В плазматических мембранах про- и эукариотических клеток локализованы различные специализированные рецепторные системы, в процессе функционирования которых осуществляются следующие стадии:
– связывание первичного мессенджера с рецептором;
– передача информации о связывании внешнего сигнала с рецептором на мембранные белковые компоненты каскада;
– образование вторичного мессенджера;
– формирование клеточного ответа.
Процесс передачи внешнего сигнала с помощью внутримембранных компонентов каскада представляет собой последовательные стадии изменения конформационного состояния и функциональной активности белков, связанных друг с другом непосредственно или опосредованно с участием других структурных элементов мембран.
Большинство мембранных рецепторов представлены олигомерными белками - гликопротеинами. Для обеспечения рецепторной функции молекулы белков должны отвечать ряду требований:
а) обладать высокой избирательностью к лиганду;
б) кинетика связывания лиганда должна описываться кривой с насыщением, соответствующим состоянию полной занятости всех молекул рецепторов, число которых на мембране ограничено;
в) рецепторы должны обладать тканевой специфичностью;
г) связывание лиганда и его клеточный (физиологический) эффект должны быть обратимы, параметры сродства должны соответствовать физиологическим концентрациям лиганда;
д) количество клеточных рецепторов динамично, то есть изменяется в зависимости от состояния клетки (например, при развитии ряда патологий, при действии некоторых лекарственных веществ).
Лиганд-рецепторные взаимодействия реализуются при помощи слабых нековалентных сил: электростатических, ион-дипольных, ван-дерваальсовых и гидрофобных взаимодействий, водородных связей.
Существуют три основных типа мембранных рецепторов: 1) рецепторы, сопряженные с G-белками; 2) рецепторы - ионные каналы; 3) рецепторы, обладающие ферментативной активностью.
Все процессы жизнедеятельности у человека и животных находятся под контролем нервных клеток, которые секретируют в синаптическую щель нейромедиаторы, и эндокринных желез, которые выделяют в кровь гормоны. Гормоны и нейромедиаторы сообщают органам и тканям, что, когда и сколько они должны производить. Среди нейроэндокринных механизмов регуляции существует своя иерархия, тесно связанная со скоростями развития и гашения их сигналов, а также с молекулярными механизмами их действия (рис. 3.6.1).
Отклонение от нормы того или иного процесса жизнедеятельности включает нервную систему регуляции, и нейромедиаторы, изменяя активность ионных каналов (являющихся одновременно рецепторами нейромедиаторов, вызывают гипер- или деполяризацию мембраны.
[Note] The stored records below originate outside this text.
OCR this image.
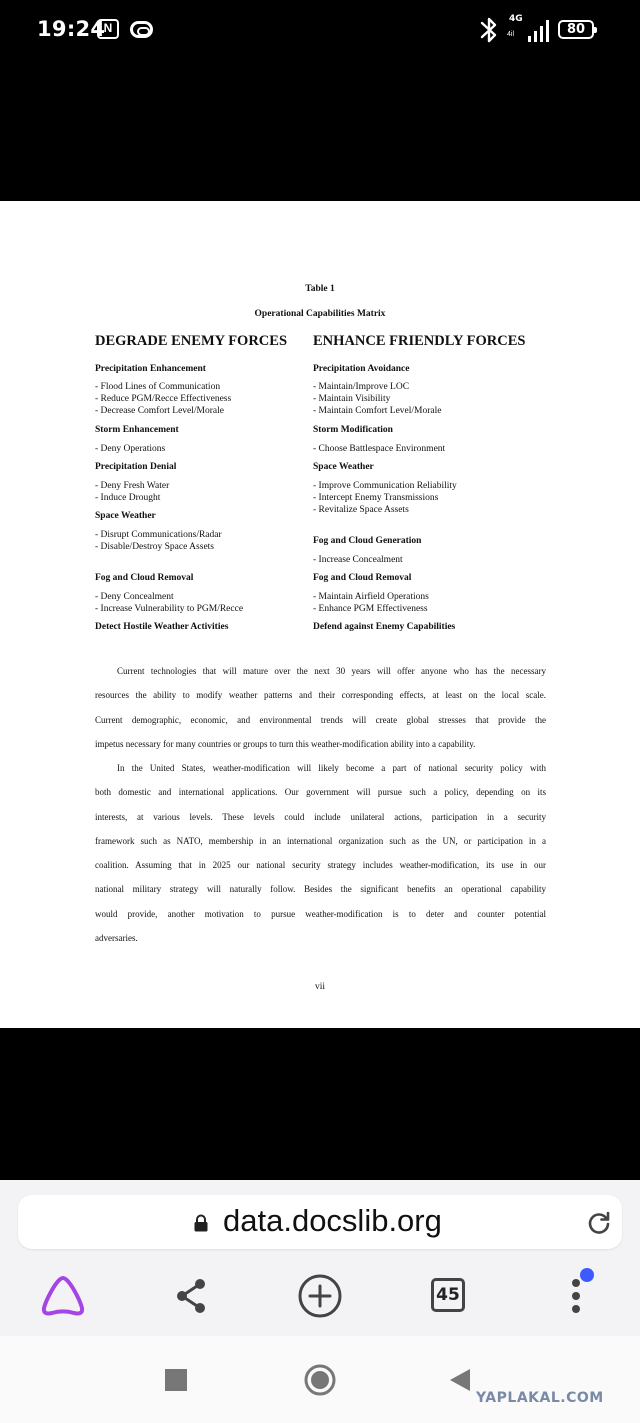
19:24
N
4G
4il	80
Table 1
Operational Capabilities Matrix
DEGRADE ENEMY FORCES ENHANCE FRIENDLY FORCES
Precipitation Enhancement
- Flood Lines of Communication
- Reduce PGM/Recce Effectiveness
- Decrease Comfort Level/Morale
Storm Enhancement
- Deny Operations
Precipitation Denial
- Deny Fresh Water
- Induce Drought
Space Weather
- Disrupt Communications/Radar
- Disable/Destroy Space Assets
Fog and Cloud Removal
- Deny Concealment
- Increase Vulnerability to PGM/Recce
Detect Hostile Weather Activities
Precipitation Avoidance
- Maintain/Improve LOC
- Maintain Visibility
- Maintain Comfort Level/Morale
Storm Modification
- Choose Battlespace Environment
Space Weather
- Improve Communication Reliability
- Intercept Enemy Transmissions
- Revitalize Space Assets
Fog and Cloud Generation
- Increase Concealment
Fog and Cloud Removal
- Maintain Airfield Operations
- Enhance PGM Effectiveness
Defend against Enemy Capabilities
Current technologies that will mature over the next 30 years will offer anyone who has the necessary
resources the ability to modify weather patterns and their corresponding effects, at least on the local scale.
Current demographic, economic, and environmental trends will create global stresses that provide the
impetus necessary for many countries or groups to turn this weather-modification ability into a capability.
In the United States, weather-modification will likely become a part of national security policy with
both domestic and international applications. Our government will pursue such a policy, depending on its
interests, at various levels. These levels could include unilateral actions, participation in a security
framework such as NATO, membership in an international organization such as the UN, or participation in a
coalition. Assuming that in 2025 our national security strategy includes weather-modification, its use in our
national military strategy will naturally follow. Besides the significant benefits an operational capability
would provide, another motivation to pursue weather-modification is to deter and counter potential
adversaries.
vii
data.docslib.org
45
YAPLAKAL.COM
Эта регуляция клеточной активности, происходящая за счет физических процессов (перемещение ионов через мембрану), развивается и гасится за доли секунды (рис. 3.6.1, слева).
Если нервная система не в состоянии вернуть тот или иной фактор гомеостаза к норме, подключаются гормоны (гидрофильные), действующие через мембранные рецепторы и системы вторичных мессенджеров (рис.3.6.2). Эта регуляция, происходящая за счет химических процессов (синтез вторичных мессенджеров, химическая модификация белков-эффекторв) развивается и гасится за минуты (рис 3.6.1, в центре).
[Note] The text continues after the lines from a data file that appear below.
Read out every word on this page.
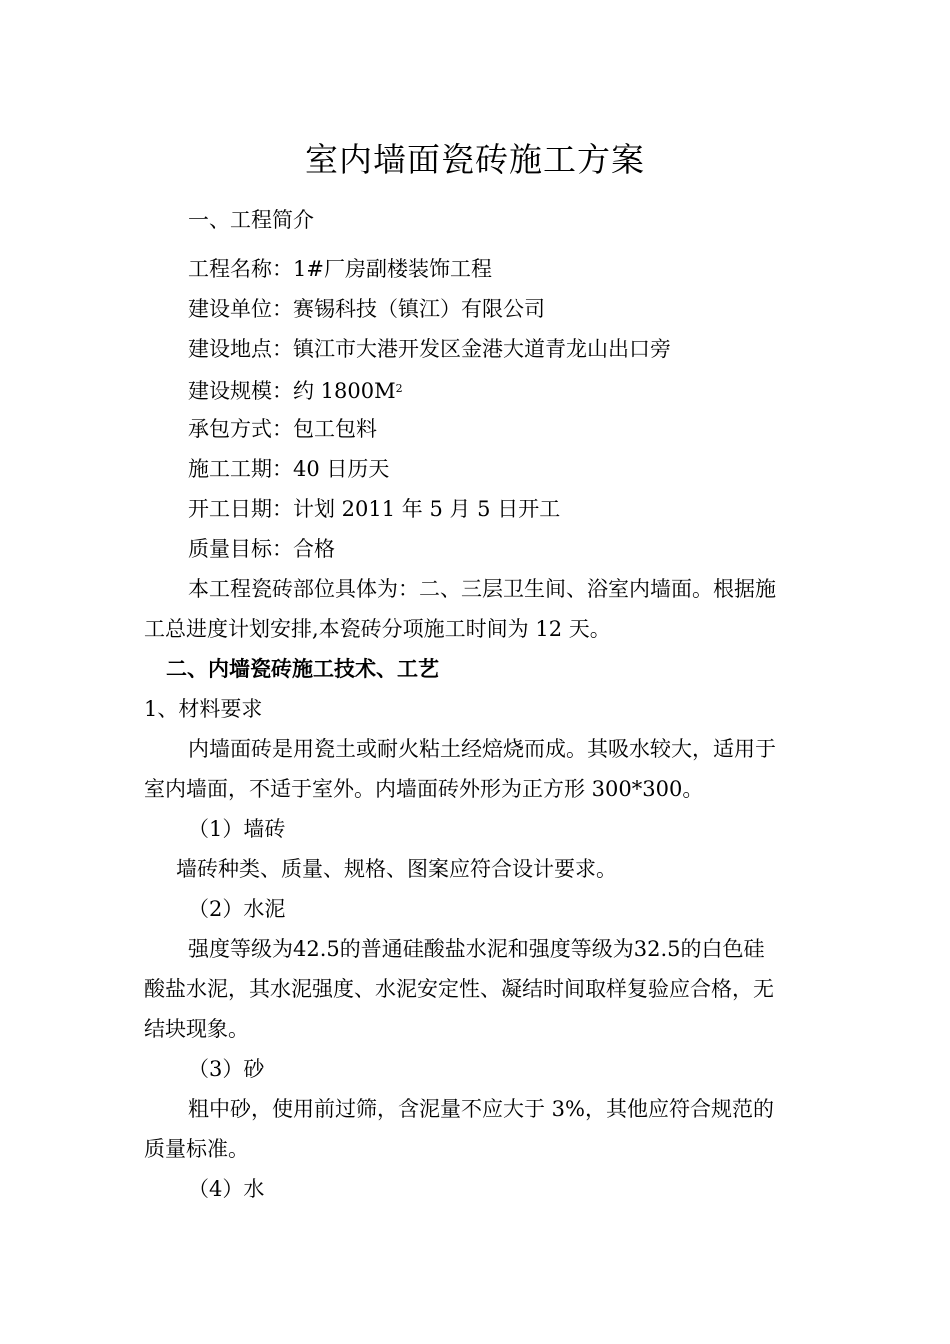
室内墙面瓷砖施工方案
一、工程简介
工程名称：1#厂房副楼装饰工程
建设单位：赛锡科技（镇江）有限公司
建设地点：镇江市大港开发区金港大道青龙山出口旁
建设规模：约 $1800M^2$
承包方式：包工包料
施工工期：40 日历天
开工日期：计划 2011 年 5 月 5 日开工
质量目标：合格
本工程瓷砖部位具体为：二、三层卫生间、浴室内墙面。根据施
工总进度计划安排,本瓷砖分项施工时间为 12 天。
二、内墙瓷砖施工技术、工艺
1、材料要求
内墙面砖是用瓷土或耐火粘土经焙烧而成。其吸水较大，适用于
室内墙面，不适于室外。内墙面砖外形为正方形 300*300。
（1）墙砖
墙砖种类、质量、规格、图案应符合设计要求。
（2）水泥
强度等级为42.5的普通硅酸盐水泥和强度等级为32.5的白色硅
酸盐水泥，其水泥强度、水泥安定性、凝结时间取样复验应合格，无
结块现象。
（3）砂
粗中砂，使用前过筛，含泥量不应大于 3%，其他应符合规范的
质量标准。
（4）水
Рис. 3.6.1. Три основных механизма нейроэндокринной регуляции клеточного гомеостаза Если отклонения от нормы того или иного процесса достигают опасных для организма величин, или должны произойти фенотипические изменения клеток, подключаются стероидные и тиреоидные гормоны, Мембранные рецепторы, имеющие сродство к G-белкам, семь раз пронизывают липидный бислой мембраны (-R - бета-адренергический рецептор, М2-R - холинергический рецептор мускаринового типа).
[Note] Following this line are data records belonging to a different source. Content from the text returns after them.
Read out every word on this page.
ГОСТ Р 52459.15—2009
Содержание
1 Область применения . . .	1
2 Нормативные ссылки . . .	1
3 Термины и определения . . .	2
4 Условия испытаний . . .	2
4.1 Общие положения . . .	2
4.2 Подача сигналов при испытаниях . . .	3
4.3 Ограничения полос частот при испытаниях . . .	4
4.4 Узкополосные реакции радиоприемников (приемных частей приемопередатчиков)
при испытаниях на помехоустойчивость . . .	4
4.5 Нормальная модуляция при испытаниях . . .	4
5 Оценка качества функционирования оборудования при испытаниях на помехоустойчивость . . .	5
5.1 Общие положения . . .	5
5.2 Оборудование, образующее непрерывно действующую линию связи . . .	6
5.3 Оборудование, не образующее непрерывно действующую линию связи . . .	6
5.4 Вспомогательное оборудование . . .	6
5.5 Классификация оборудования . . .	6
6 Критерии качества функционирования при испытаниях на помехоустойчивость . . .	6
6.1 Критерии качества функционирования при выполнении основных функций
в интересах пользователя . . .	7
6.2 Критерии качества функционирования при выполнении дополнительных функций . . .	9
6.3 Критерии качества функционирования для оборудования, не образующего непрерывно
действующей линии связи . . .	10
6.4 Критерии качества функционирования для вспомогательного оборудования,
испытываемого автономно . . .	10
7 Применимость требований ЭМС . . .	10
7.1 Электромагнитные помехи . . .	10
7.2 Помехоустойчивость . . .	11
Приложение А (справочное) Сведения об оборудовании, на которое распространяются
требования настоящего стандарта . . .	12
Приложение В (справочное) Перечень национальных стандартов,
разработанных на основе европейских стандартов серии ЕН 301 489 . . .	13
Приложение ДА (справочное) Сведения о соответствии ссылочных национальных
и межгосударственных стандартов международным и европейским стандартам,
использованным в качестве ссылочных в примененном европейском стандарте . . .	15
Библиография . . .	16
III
Связывание гидрофильного первичного мессенджера (гормона или нейромедиатора) с рецептором приводит к конформационным изменениям последнего, этот сигнал передается на G-белки: GS - G-белок, стимулирующий, а Gi – G-белок, ингибирующий аденилатциклазу. Таким образом, эти белки регулируют образование циклического АМФ (цАМФ) в цитоплазме клетки. Циклический АМФ связывается с протеинкиназой и переводит ее из неактивного в активное состояние. Фосфорилирование ряда белков в клетке изменяет их свойства и тем самым вызывает биологический эффект данных гормонов. Гормональное влияние на клетку устраняется за счет разрушения гормонов извне клетки, что вызывает диссоциацию гормон-рецепторного комплекса. Кроме того, фосфодиэстераза (ФДЭ) гидролизует циклический АМФ до АМФ, а фосфопротеинфосфатаза дефосфорилирует, что приводит к полному гашению гормонального сигнала.
(мРНК). При трансляции мРНК на рибосомах образуется белок, который вызывает биологические эффекты гормона.
Вопросы и задания для самоподготовки 1. Что собой представляет каскад передачи сигнала? Составьте схему передачи сигнала в клетку.
2. Какие вы знаете типы клеточных рецепторов?
3. Охарактеризуйте свойства рецепторов.
4. За счет каких связей происходит образование комплекса лигандрецептор?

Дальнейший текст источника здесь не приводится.